Psaila Group: Normal and Malignant Megakaryocyte/Platelet Biology
We are interested in (1) Applying state-of-the-art single cell approaches to study normal and malignant megakaryocyte biology and bone marrow fibrosis, to identify new targets for therapy for patients with myeloproliferative neoplasms; and (2) The role of platelets as biomarkers for early cancer detection.
Our key areas of research are:
Applying single cell technologies to study normal and malignant megakaryocyte biology
Megakaryocytes are large, rare cells found in the bone marrow that release blood platelets into the circulation and also produce many growth factors and other proteins that regulate blood cell development and the bone marrow microenvironment. We apply state-of-the-art approaches, including at single cell level, to clarify the cellular pathways by which megakaryocytes arise from haematopoietic stem cells. This is important as in certain malignancies, such as myeloproliferative neoplasms, megakaryocytes develop abnormally and contribute to key pathological features of the disease, including the harmful scarring that destroys the bone marrow.
Bone marrow fibrosis
Using patient samples and in vivo models of myeofibrosis, we are studying the key cell-cell and ligand-receptor interactions that mediate bone marrow fibrosis at single cell level.
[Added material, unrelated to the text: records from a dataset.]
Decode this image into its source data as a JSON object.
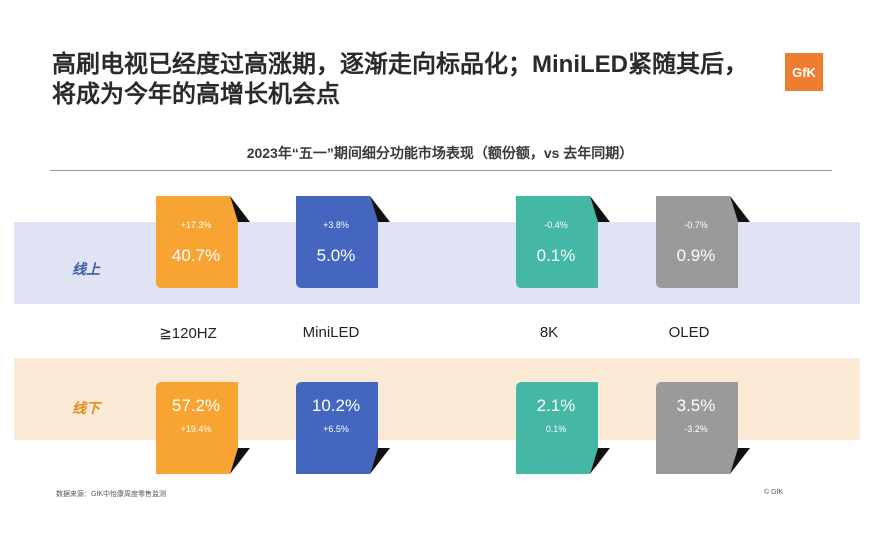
{
  "header": {
    "title_line1": "高刷电视已经度过高涨期，逐渐走向标品化；MiniLED紧随其后，",
    "title_line2": "将成为今年的高增长机会点",
    "logo_text": "GfK"
  },
  "chart_data": {
    "type": "table",
    "title": "2023年“五一”期间细分功能市场表现（额份额，vs 去年同期）",
    "categories": [
      "≧120HZ",
      "MiniLED",
      "8K",
      "OLED"
    ],
    "colors": [
      "#f7a433",
      "#4466bf",
      "#44b8a5",
      "#9a9a9a"
    ],
    "rows": [
      {
        "label": "线上",
        "shares": [
          "40.7%",
          "5.0%",
          "0.1%",
          "0.9%"
        ],
        "changes": [
          "+17.3%",
          "+3.8%",
          "-0.4%",
          "-0.7%"
        ]
      },
      {
        "label": "线下",
        "shares": [
          "57.2%",
          "10.2%",
          "2.1%",
          "3.5%"
        ],
        "changes": [
          "+19.4%",
          "+6.5%",
          "0.1%",
          "-3.2%"
        ]
      }
    ]
  },
  "footer": {
    "source": "数据来源：GfK中怡康周度零售监测",
    "copyright": "© GfK"
  }
}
Target discovery and validation
We use computational approaches to prioritise targets from differentially-expressed gene lists for further validation. We have established novel in vitro platforms to validate these targets using both healthy donor cells and cells derived from bone marrow biopsies from patients.
Role of platelets in early detection of cancer
We are also interested in the role of platelets in cancer, in particular in how they may serve as diagnostic biomarkers for early cancer detection.
Our work is highly translational, and our overarching goal is to identify new targets for therapeutic development that may lead to meaningful improvements in outcomes for patients. with cancer.